Exposure to Narratives and Social Reasoning

Exposure to narratives and social reasoning

Cassandra Chlevin (Faculty Mentor: Karl Bailey, Psychology)

The primary purpose of this study is to replicate the work of Mar, Oatley, Hirsh, dela Paz, and Peterson (2006) on the relationships of narrative and non-narrative texts with empathy and social reasoning. They concluded that fiction-due to the parallels between narrative texts and the social world-may help readers maintain if not cultivate their social skills, whereas readers of non-narrative non-fiction may not have this benefit. The goal of this project is to attempt to replicate and extend this pattern in Seventh-day Adventist Christians using the original materials and a set of religious texts.

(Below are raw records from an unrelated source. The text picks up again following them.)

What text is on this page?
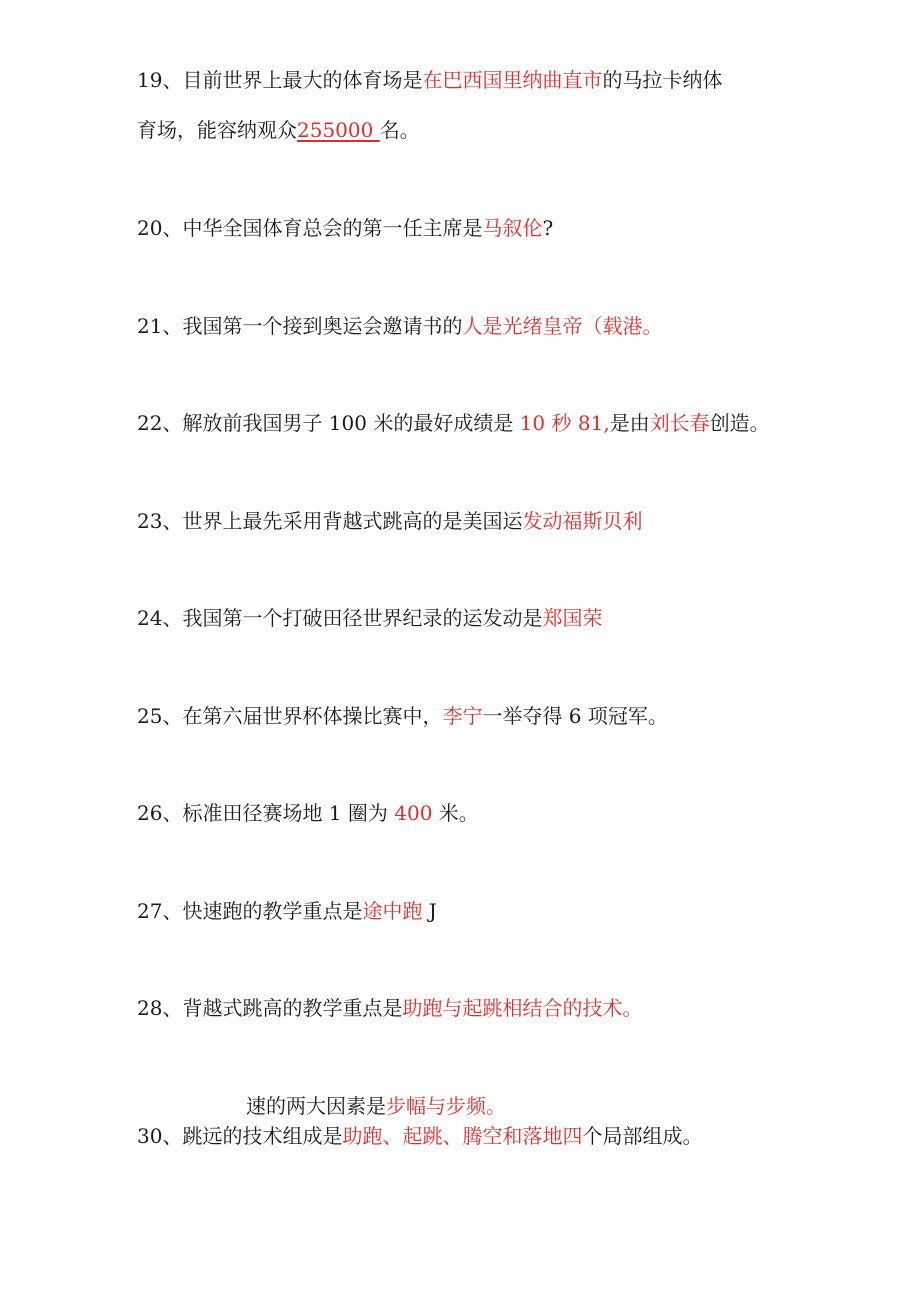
19、目前世界上最大的体育场是在巴西国里纳曲直市的马拉卡纳体
育场，能容纳观众255000 名。
20、中华全国体育总会的第一任主席是马叙伦?
21、我国第一个接到奥运会邀请书的人是光绪皇帝（载港。
22、解放前我国男子 100 米的最好成绩是 10 秒 81,是由刘长春创造。
23、世界上最先采用背越式跳高的是美国运发动福斯贝利
24、我国第一个打破田径世界纪录的运发动是郑国荣
25、在第六届世界杯体操比赛中，李宁一举夺得 6 项冠军。
26、标准田径赛场地 1 圈为 400 米。
27、快速跑的教学重点是途中跑 J
28、背越式跳高的教学重点是助跑与起跳相结合的技术。
速的两大因素是步幅与步频。
30、跳远的技术组成是助跑、起跳、腾空和落地四个局部组成。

Correlation analysis (Pearson's r and partial correlations) will be utilized to measure how subjects preform on the Author Recognition Test, the Interpersonal Reactivity Index, the "Reading the Mind in the Eyes" Test-revised, and on an instrument designed to measure subjects' familiarity with Bible characters. It is expected that the results of this replication study will mirror those of the original study and that the pattern will be extended to religious texts. In that case, an implication of this study would be that for an Adventist population, exposure to religious narratives may play a role in how empathy and social reasoning develops.